Cinq jeunes personnes ont commis un violent cambriolage lundi dernier dans un logement à Sainte-Croix (VD). Elles ont menacé une femme avec une arme de poing avant de la ligoter et la bâillonner à l'aide de ruban adhésif. Bien que particulièrement choquée, la victime n'a pas été blessée. Les auteurs se sont ensuite enfuis, emportant notamment de l'argent et des produits stupéfiants. Ils ont pu être arrêtés.

Le brigandage a eu lieu en plein jour, un peu avant 17h00, indique vendredi la police cantonale vaudoise dans un communiqué. Un important dispositif policier a été mis en place, ce qui a permis d'interpeller cinq individus peu après les faits à bord d'un véhicule sur le territoire vaudois, relate-t-elle.

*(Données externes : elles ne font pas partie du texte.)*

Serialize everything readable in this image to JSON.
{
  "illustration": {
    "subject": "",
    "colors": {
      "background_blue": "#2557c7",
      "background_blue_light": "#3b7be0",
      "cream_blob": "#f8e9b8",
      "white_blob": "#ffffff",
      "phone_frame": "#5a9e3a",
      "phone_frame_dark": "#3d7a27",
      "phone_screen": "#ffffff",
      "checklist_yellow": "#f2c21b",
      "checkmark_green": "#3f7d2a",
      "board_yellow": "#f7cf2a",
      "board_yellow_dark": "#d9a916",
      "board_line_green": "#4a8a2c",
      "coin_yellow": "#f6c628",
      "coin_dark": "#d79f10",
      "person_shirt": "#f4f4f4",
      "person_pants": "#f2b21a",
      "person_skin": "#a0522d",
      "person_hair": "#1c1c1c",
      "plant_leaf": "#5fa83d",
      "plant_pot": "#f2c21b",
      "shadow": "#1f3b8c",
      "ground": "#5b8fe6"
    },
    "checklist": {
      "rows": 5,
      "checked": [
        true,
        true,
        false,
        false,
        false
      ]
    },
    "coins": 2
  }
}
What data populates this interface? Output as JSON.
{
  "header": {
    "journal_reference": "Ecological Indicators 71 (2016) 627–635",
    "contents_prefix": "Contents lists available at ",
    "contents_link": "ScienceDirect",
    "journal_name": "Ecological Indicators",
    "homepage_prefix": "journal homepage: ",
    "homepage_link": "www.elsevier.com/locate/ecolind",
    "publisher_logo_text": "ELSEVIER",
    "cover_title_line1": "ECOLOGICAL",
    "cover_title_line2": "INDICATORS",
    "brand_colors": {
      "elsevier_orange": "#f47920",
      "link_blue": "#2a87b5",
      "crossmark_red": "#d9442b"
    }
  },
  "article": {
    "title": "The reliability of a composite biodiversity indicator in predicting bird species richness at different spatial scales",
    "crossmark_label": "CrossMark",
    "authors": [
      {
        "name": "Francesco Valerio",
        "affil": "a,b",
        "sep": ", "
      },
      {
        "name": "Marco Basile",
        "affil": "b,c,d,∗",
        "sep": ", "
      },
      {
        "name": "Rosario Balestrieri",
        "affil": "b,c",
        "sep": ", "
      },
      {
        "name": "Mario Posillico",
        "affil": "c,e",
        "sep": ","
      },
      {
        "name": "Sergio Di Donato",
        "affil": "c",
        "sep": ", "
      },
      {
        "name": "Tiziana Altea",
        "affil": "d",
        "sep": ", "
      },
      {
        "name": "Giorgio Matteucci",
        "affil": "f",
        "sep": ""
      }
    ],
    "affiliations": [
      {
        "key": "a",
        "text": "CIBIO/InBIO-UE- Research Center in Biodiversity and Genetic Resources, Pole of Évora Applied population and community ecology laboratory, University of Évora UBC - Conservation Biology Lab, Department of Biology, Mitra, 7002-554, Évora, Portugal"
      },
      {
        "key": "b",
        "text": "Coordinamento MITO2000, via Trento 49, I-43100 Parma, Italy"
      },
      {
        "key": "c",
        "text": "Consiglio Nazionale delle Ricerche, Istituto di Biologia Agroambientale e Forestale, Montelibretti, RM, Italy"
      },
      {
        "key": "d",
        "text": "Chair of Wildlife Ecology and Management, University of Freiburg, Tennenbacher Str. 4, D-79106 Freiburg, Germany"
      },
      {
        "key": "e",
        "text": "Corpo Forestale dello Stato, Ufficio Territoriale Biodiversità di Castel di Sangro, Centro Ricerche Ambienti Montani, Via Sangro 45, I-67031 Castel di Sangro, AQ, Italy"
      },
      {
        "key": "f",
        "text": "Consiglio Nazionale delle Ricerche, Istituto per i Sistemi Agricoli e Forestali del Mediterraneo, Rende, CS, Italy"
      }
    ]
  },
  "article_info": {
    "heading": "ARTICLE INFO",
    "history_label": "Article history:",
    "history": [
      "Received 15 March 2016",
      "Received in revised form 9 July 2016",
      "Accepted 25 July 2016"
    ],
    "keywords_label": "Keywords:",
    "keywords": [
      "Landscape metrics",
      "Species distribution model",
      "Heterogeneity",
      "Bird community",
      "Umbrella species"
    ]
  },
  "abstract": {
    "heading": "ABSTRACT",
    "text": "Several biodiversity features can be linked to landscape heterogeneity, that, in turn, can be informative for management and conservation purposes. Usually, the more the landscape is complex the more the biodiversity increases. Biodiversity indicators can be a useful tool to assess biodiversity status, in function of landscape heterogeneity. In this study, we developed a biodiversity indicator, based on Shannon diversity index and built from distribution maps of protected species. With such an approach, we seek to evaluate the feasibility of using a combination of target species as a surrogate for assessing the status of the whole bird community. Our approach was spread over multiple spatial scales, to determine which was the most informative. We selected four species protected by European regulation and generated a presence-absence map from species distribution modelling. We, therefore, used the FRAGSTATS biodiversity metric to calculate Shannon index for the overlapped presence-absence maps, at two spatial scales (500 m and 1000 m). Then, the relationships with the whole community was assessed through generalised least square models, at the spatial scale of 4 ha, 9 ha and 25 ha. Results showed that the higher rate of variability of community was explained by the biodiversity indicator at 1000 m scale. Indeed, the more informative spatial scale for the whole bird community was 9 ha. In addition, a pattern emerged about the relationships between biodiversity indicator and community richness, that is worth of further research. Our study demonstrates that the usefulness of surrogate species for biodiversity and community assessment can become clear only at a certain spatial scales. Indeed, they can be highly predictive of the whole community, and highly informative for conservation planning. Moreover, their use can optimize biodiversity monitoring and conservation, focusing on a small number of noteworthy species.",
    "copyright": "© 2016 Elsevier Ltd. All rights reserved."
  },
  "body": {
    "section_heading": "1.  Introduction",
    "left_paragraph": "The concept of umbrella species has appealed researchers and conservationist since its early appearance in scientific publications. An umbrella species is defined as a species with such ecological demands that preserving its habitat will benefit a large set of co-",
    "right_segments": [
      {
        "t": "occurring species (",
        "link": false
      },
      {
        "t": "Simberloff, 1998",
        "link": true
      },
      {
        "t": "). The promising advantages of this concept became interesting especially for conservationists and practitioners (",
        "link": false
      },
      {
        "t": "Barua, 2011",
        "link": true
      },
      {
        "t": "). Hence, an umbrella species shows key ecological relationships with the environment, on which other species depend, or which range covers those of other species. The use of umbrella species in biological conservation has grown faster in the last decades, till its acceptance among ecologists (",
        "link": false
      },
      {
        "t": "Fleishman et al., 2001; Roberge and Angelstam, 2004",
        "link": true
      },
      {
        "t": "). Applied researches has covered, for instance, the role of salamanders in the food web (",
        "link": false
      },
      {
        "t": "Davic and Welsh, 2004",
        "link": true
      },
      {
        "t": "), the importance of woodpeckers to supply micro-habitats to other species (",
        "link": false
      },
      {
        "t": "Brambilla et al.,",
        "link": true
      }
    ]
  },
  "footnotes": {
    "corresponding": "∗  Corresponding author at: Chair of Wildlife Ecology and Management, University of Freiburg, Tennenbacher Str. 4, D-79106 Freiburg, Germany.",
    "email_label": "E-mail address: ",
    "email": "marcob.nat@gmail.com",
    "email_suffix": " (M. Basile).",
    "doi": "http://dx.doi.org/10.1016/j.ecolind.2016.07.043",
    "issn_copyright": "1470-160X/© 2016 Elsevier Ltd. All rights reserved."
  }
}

Il s'agit de deux mineurs, ressortissants suisse et français, âgés de 16 et 17 ans. Les trois autres individus, ressortissants suisse, érythréen et kosovar, sont âgés de 19, 20 et 21 ans. Les cinq personnes interpellées habitent dans la région du Nord vaudois, précise aussi la police. Ils ont tous été placés en détention provisoire.

Le Ministère public et le Tribunal des mineurs ont été avisés. Une enquête a été ouverte et les investigations ont été confiées aux enquêteurs de la Police de sûreté. A ce stade des investigations, les premiers éléments recueillis indiquent que le mobile des auteurs pourrait être lié à la présence de produits stupéfiants dans le logement.